Multi-attention Recurrent Network for Human Communication Comprehension.

Human face-to-face communication is a complex multimodal signal. We use words (language modality), gestures (vision modality) and changes in tone (acoustic modality) to convey our intentions. Humans easily process and understand face-to-face communication, however, comprehending this form of communication remains a significant challenge for Artificial Intelligence (AI). AI must understand each modality and the interactions between them that shape the communication.
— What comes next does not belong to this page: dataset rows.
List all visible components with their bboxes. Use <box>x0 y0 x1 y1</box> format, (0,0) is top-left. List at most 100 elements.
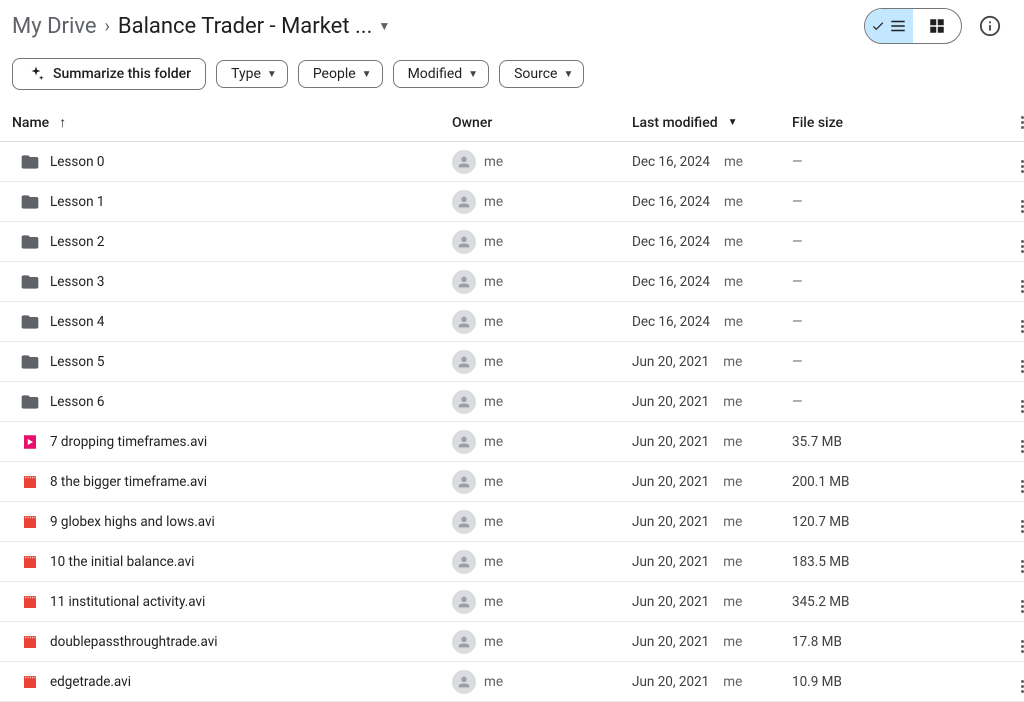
table-row[interactable]: Lesson 0meDec 16, 2024me— <box>0 142 1024 182</box>
modified-by: me <box>724 194 743 210</box>
owner-label: me <box>484 594 503 610</box>
table-row[interactable]: edgetrade.avimeJun 20, 2021me10.9 MB <box>0 662 1024 702</box>
filter-chip-modified[interactable]: Modified ▼ <box>393 60 490 88</box>
cell-size: 120.7 MB <box>792 514 972 530</box>
table-row[interactable]: 10 the initial balance.avimeJun 20, 2021… <box>0 542 1024 582</box>
info-button[interactable] <box>972 8 1008 44</box>
filter-chip-source[interactable]: Source ▼ <box>499 60 584 88</box>
owner-label: me <box>484 394 503 410</box>
breadcrumb: My Drive › Balance Trader - Market ... ▼ <box>12 14 390 39</box>
cell-name: Lesson 0 <box>12 152 452 172</box>
modified-by: me <box>723 594 742 610</box>
col-modified-label: Last modified <box>632 115 718 131</box>
summarize-button[interactable]: Summarize this folder <box>12 58 206 90</box>
cell-owner: me <box>452 590 632 614</box>
sort-asc-icon: ↑ <box>59 114 66 131</box>
modified-date: Jun 20, 2021 <box>632 514 709 530</box>
chip-label: Source <box>514 66 557 82</box>
cell-modified: Jun 20, 2021me <box>632 354 792 370</box>
owner-label: me <box>484 474 503 490</box>
avatar-icon <box>452 150 476 174</box>
list-icon <box>889 17 907 35</box>
table-row[interactable]: 9 globex highs and lows.avi me Jun 20, 202… <box>0 502 1024 542</box>
cell-name: Lesson 3 <box>12 272 452 292</box>
col-owner-label: Owner <box>452 115 492 131</box>
owner-label: me <box>484 434 503 450</box>
table-row[interactable]: 11 institutional activity.avimeJun 20, 2… <box>0 582 1024 622</box>
cell-size: — <box>792 314 972 330</box>
file-name: 9 globex highs and lows.avi <box>50 514 215 530</box>
cell-name: Lesson 4 <box>12 312 452 332</box>
cell-modified: Jun 20, 2021me <box>632 594 792 610</box>
col-owner[interactable]: Owner <box>452 115 632 131</box>
file-size: 345.2 MB <box>792 594 849 610</box>
avatar-icon <box>452 630 476 654</box>
cell-name: doublepassthroughtrade.avi <box>12 632 452 652</box>
file-table: Name ↑ Owner Last modified ▼ File size L… <box>0 104 1024 702</box>
file-size: 183.5 MB <box>792 554 849 570</box>
avatar-icon <box>452 390 476 414</box>
col-size[interactable]: File size <box>792 115 972 131</box>
owner-label: me <box>484 674 503 690</box>
table-row[interactable]: Lesson 3meDec 16, 2024me— <box>0 262 1024 302</box>
modified-by: me <box>723 354 742 370</box>
chip-label: Modified <box>408 66 463 82</box>
cell-size: 35.7 MB <box>792 434 972 450</box>
avatar-icon <box>452 270 476 294</box>
sparkle-icon <box>27 65 45 83</box>
avatar-icon <box>452 190 476 214</box>
table-row[interactable]: 7 dropping timeframes.avimeJun 20, 2021m… <box>0 422 1024 462</box>
file-name: Lesson 0 <box>50 154 104 170</box>
breadcrumb-root[interactable]: My Drive <box>12 14 97 39</box>
cell-owner: me <box>452 550 632 574</box>
cell-size: — <box>792 194 972 210</box>
file-size: 35.7 MB <box>792 434 842 450</box>
folder-icon <box>20 352 40 372</box>
avatar-icon <box>452 510 476 534</box>
cell-owner: me <box>452 670 632 694</box>
list-view-button[interactable] <box>865 9 913 43</box>
cell-name: 8 the bigger timeframe.avi <box>12 472 452 492</box>
info-icon <box>979 15 1001 37</box>
filter-chip-people[interactable]: People ▼ <box>298 60 383 88</box>
table-row[interactable]: Lesson 5meJun 20, 2021me— <box>0 342 1024 382</box>
folder-icon <box>20 272 40 292</box>
breadcrumb-current[interactable]: Balance Trader - Market ... ▼ <box>118 14 390 39</box>
cell-owner: me <box>452 470 632 494</box>
table-row[interactable]: 8 the bigger timeframe.avi me Jun 20, 2021… <box>0 462 1024 502</box>
summarize-label: Summarize this folder <box>53 66 191 82</box>
cell-name: 11 institutional activity.avi <box>12 592 452 612</box>
table-row[interactable]: Lesson 6meJun 20, 2021me— <box>0 382 1024 422</box>
col-name[interactable]: Name ↑ <box>12 114 452 131</box>
table-row[interactable]: doublepassthroughtrade.avimeJun 20, 2021… <box>0 622 1024 662</box>
table-header: Name ↑ Owner Last modified ▼ File size <box>0 104 1024 142</box>
video-icon <box>20 432 40 452</box>
check-icon <box>871 19 885 33</box>
file-name: 10 the initial balance.avi <box>50 554 194 570</box>
caret-down-icon: ▼ <box>267 69 277 80</box>
cell-name: Lesson 6 <box>12 392 452 412</box>
modified-by: me <box>723 554 742 570</box>
cell-owner: me <box>452 430 632 454</box>
owner-label: me <box>484 514 503 530</box>
file-name: Lesson 4 <box>50 314 104 330</box>
owner-label: me <box>484 314 503 330</box>
chip-label: Type <box>231 66 261 82</box>
col-name-label: Name <box>12 115 49 131</box>
table-row[interactable]: Lesson 1meDec 16, 2024me— <box>0 182 1024 222</box>
grid-view-button[interactable] <box>913 9 961 43</box>
modified-date: Jun 20, 2021 <box>632 474 709 490</box>
col-modified[interactable]: Last modified ▼ <box>632 115 792 131</box>
modified-date: Dec 16, 2024 <box>632 274 710 290</box>
table-row[interactable]: Lesson 2meDec 16, 2024me— <box>0 222 1024 262</box>
table-row[interactable]: Lesson 4meDec 16, 2024me— <box>0 302 1024 342</box>
modified-date: Dec 16, 2024 <box>632 314 710 330</box>
cell-size: — <box>792 234 972 250</box>
modified-by: me <box>723 514 742 530</box>
file-size: 200.1 MB <box>792 474 849 490</box>
col-size-label: File size <box>792 115 843 131</box>
cell-name: 10 the initial balance.avi <box>12 552 452 572</box>
cell-owner: me <box>452 350 632 374</box>
file-size: — <box>792 234 803 250</box>
filter-chip-type[interactable]: Type ▼ <box>216 60 288 88</box>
In this paper, we present a novel neural architecture for understanding human communication called the Multi-attention Recurrent Network (MARN). The main strength of our model comes from discovering interactions between modalities through time using a neural component called the Multi-attention Block (MAB) and storing them in the hybrid memory of a recurrent component called the Long-short Term Hybrid Memory (LSTHM). We perform extensive comparisons on six publicly available datasets for multimodal sentiment analysis, speaker trait recognition and emotion recognition. MARN shows state-of-the-art results performance in all the datasets.